First I booked the flight, then I booked the rental, and today, after fighting Priceline for 2 days with bids on top of failed bids, I finally booked the hotel, right next to the 16th Street Mall. It actually wound up being closer to the bus stop (where I’ll arrive from the airport) than the rental place, so I may end up checking in first to drop off my bags before picking up the car.
Colorado. Sheesh. It only took me 20 years.
Ever since I got it in me to dream about living in a log cabin surrounded by snowy mountains, with a wolf-dog named Caleb and a wife who looked like that girl in the soap opera that I used to crush on, Colorado was always on my radar. I would live there, in a dry climate, with cool summers and snowy winters, and beautiful autumn seasons. I would bake my wife pizza and in return she would bake me cupcakes. We would sit by the fire and snuggle and talk of life and poetry, while Caleb happily dozed away near our feet..
And right before I graduated college in ’98, I thought, if only for a moment, that I would actually achieve that dream. I had applied for a job back then with the Boulder Police Department (yes, THAT Boulder Police Department) to be a computer forensic technician. Since that was the kind of job I had been studying in school for since the beginning, I thought it was meant to be. I was going to move to Colorado. I was going to get the job I wanted, working in law enforcement, living in the mountains. I was going to meet the girl of my dreams. It was really going to happen. At 21 years old, this was truly going to be the beginning of the rest of my life.

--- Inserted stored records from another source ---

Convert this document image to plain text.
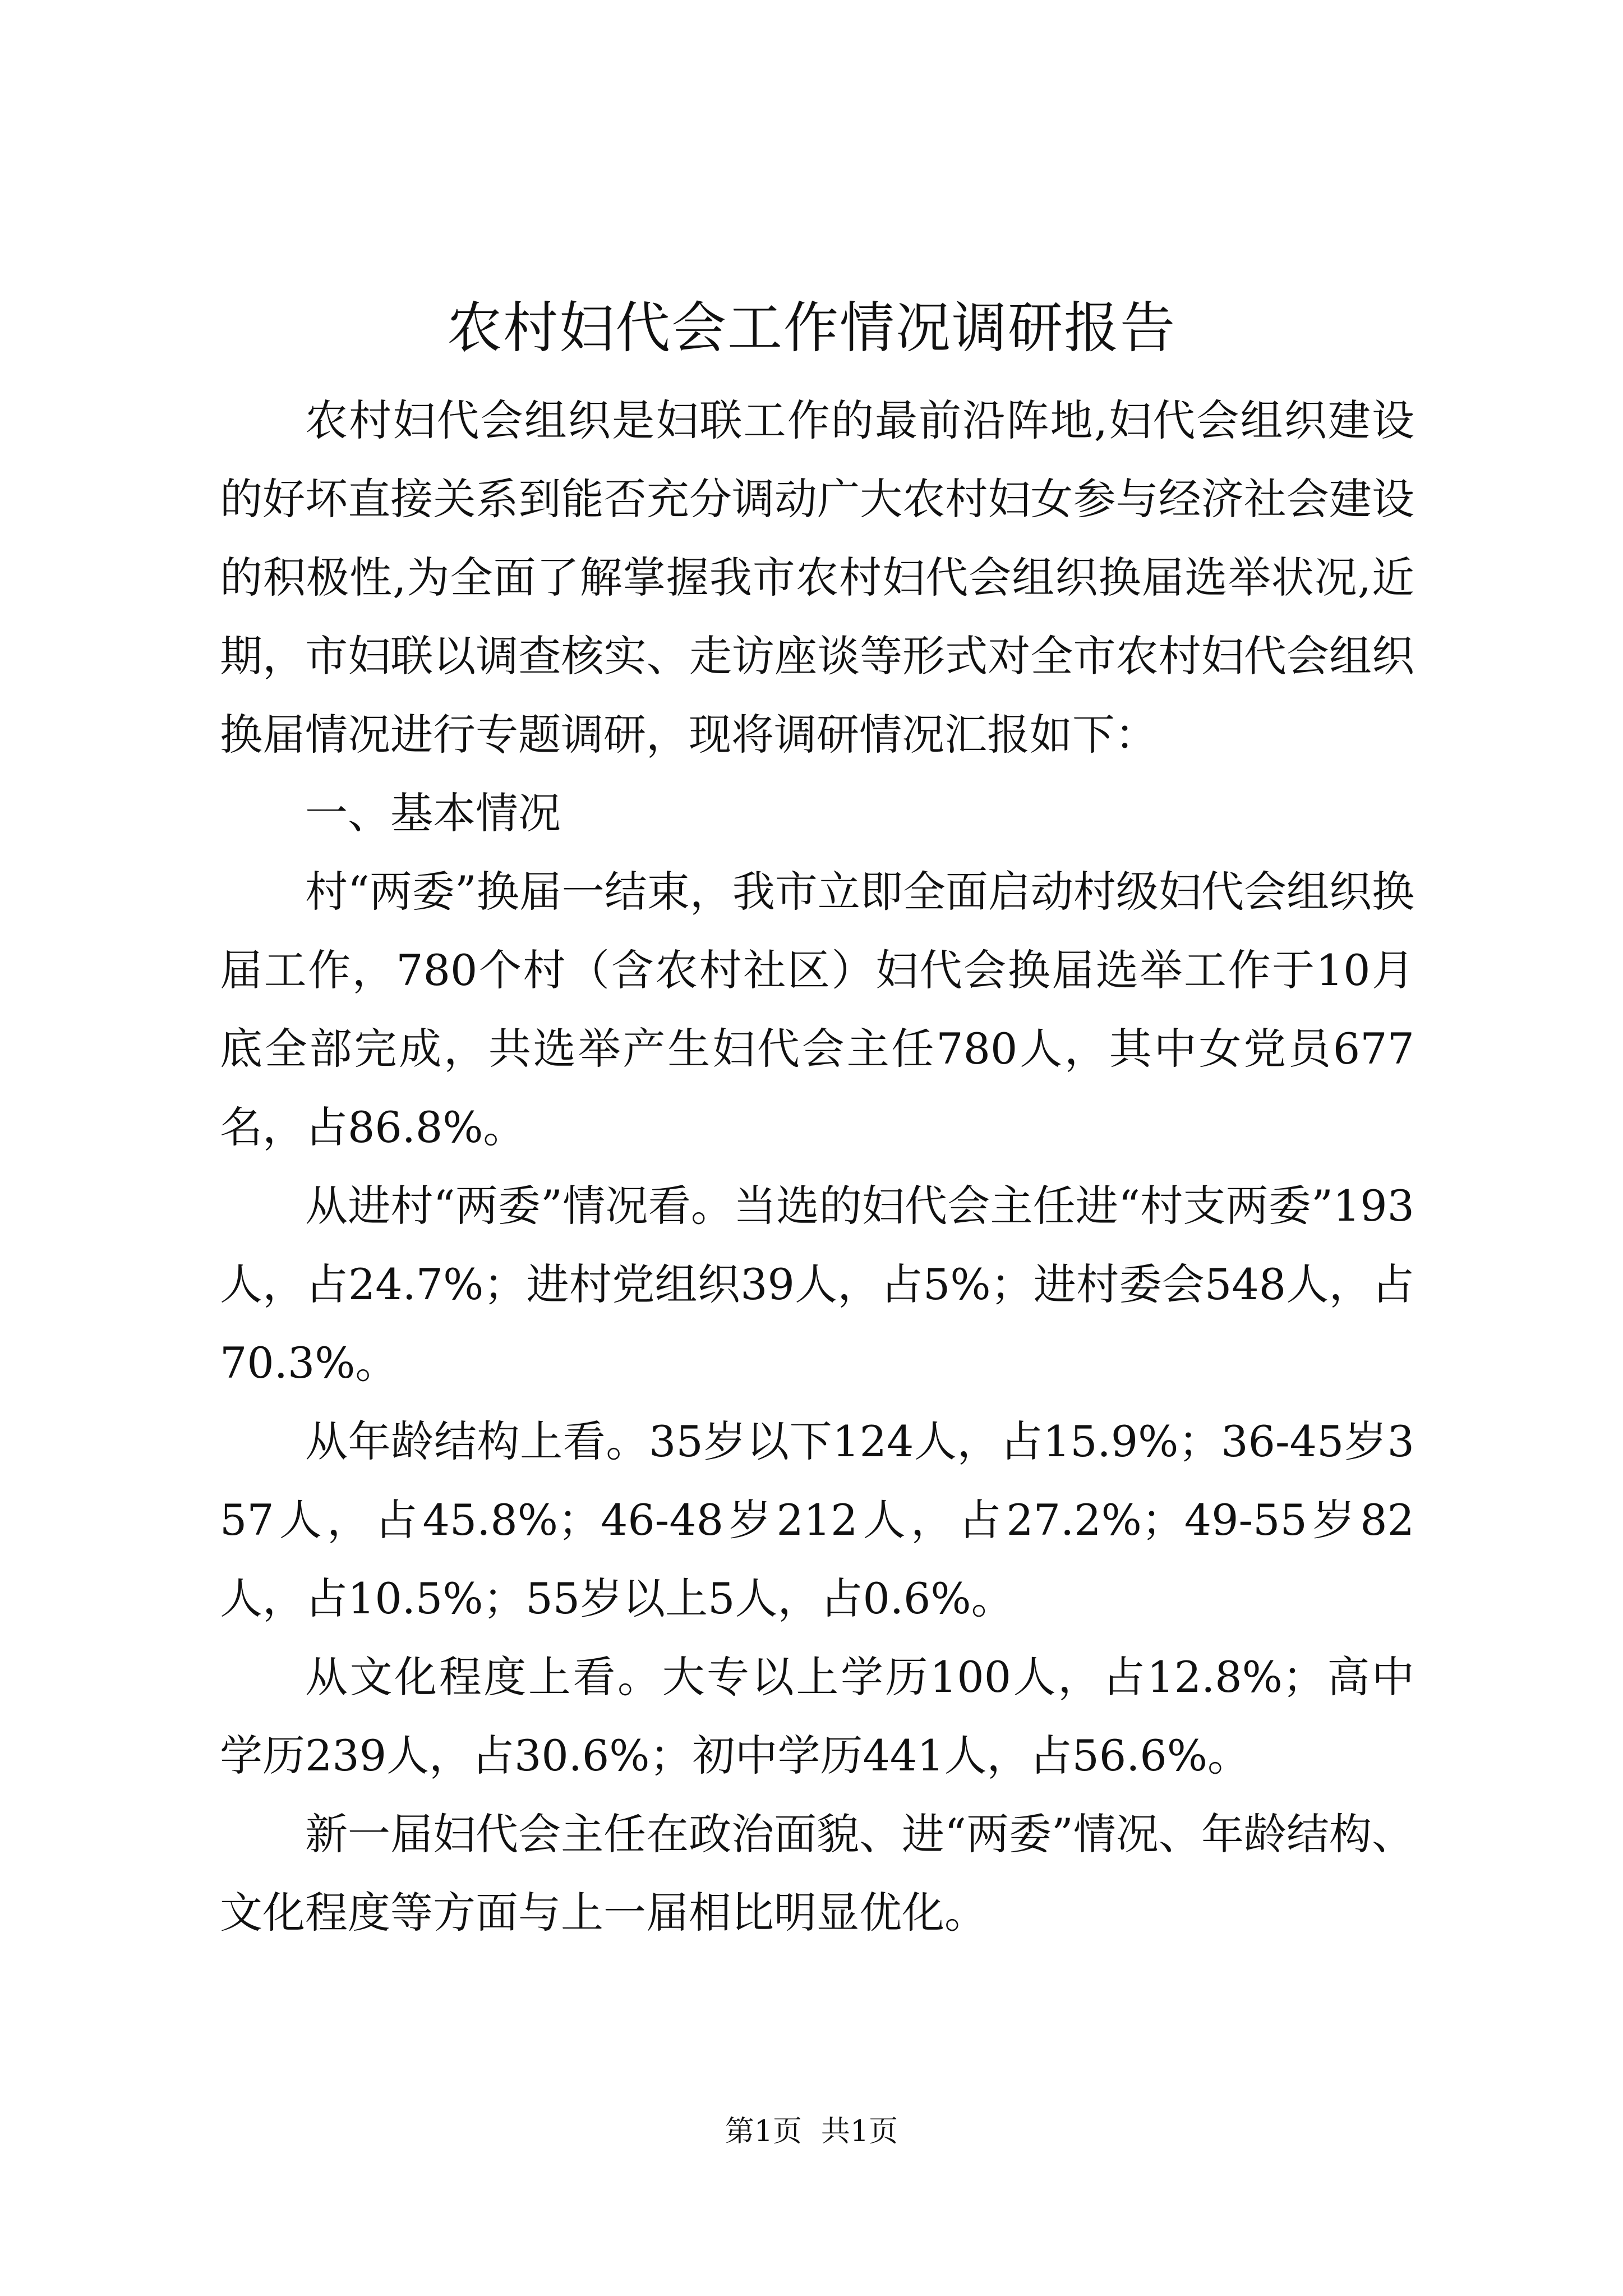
农村妇代会工作情况调研报告

农村妇代会组织是妇联工作的最前沿阵地,妇代会组织建设的好坏直接关系到能否充分调动广大农村妇女参与经济社会建设的积极性,为全面了解掌握我市农村妇代会组织换届选举状况,近期，市妇联以调查核实、走访座谈等形式对全市农村妇代会组织换届情况进行专题调研，现将调研情况汇报如下：

一、基本情况

村“两委”换届一结束，我市立即全面启动村级妇代会组织换届工作，780个村（含农村社区）妇代会换届选举工作于10月底全部完成，共选举产生妇代会主任780人，其中女党员677名，占86.8%。

从进村“两委”情况看。当选的妇代会主任进“村支两委”193人，占24.7%；进村党组织39人，占5%；进村委会548人，占70.3%。

从年龄结构上看。35岁以下124人，占15.9%；36-45岁357人，占45.8%；46-48岁212人，占27.2%；49-55岁82人，占10.5%；55岁以上5人，占0.6%。

从文化程度上看。大专以上学历100人，占12.8%；高中学历239人，占30.6%；初中学历441人，占56.6%。

新一届妇代会主任在政治面貌、进“两委”情况、年龄结构、文化程度等方面与上一届相比明显优化。

第1页 共1页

And then I came in sixth in the applicant process. Out of a pool of, well, six applicants.
And the dream slipped away. I would never see Colorado. I would never find that log cabin. I would never find her.

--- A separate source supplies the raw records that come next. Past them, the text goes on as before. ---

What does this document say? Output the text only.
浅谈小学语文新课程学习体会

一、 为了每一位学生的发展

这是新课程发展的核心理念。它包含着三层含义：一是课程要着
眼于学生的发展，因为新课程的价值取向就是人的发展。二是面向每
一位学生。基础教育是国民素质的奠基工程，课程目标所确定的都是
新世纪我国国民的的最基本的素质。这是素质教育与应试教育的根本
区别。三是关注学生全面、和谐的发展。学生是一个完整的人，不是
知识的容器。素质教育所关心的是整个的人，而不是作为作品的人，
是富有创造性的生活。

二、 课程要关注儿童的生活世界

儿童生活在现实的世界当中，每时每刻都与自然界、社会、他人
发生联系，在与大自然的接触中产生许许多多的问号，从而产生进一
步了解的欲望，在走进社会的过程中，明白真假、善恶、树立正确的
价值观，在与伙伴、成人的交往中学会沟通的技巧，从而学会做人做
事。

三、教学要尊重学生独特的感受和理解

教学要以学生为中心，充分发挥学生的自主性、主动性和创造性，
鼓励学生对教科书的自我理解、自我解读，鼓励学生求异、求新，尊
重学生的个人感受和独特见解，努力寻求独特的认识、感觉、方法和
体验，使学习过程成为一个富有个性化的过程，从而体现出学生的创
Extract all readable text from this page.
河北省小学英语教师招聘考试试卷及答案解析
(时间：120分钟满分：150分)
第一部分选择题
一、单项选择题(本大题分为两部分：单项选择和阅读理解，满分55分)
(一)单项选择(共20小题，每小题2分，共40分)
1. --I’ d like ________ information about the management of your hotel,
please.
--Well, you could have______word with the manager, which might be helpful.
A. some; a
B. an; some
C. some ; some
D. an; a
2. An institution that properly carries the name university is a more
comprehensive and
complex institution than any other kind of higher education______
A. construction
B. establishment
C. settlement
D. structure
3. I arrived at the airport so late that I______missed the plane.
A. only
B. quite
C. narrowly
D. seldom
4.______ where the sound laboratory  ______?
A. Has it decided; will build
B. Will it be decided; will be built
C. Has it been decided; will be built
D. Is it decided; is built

I tried again, I think, hard to remember what I exactly did after that, but I’m pretty sure I tried for other jobs in Colorado. But… the Darkness that was New York swallowed me whole and sent me spiraling down a bottomless pit of misery and despair.
13 years of plague and darkness. Until finally… a dim light breaks through. The light… of a computer monitor, as it displays my confirmed reservations for Colorado.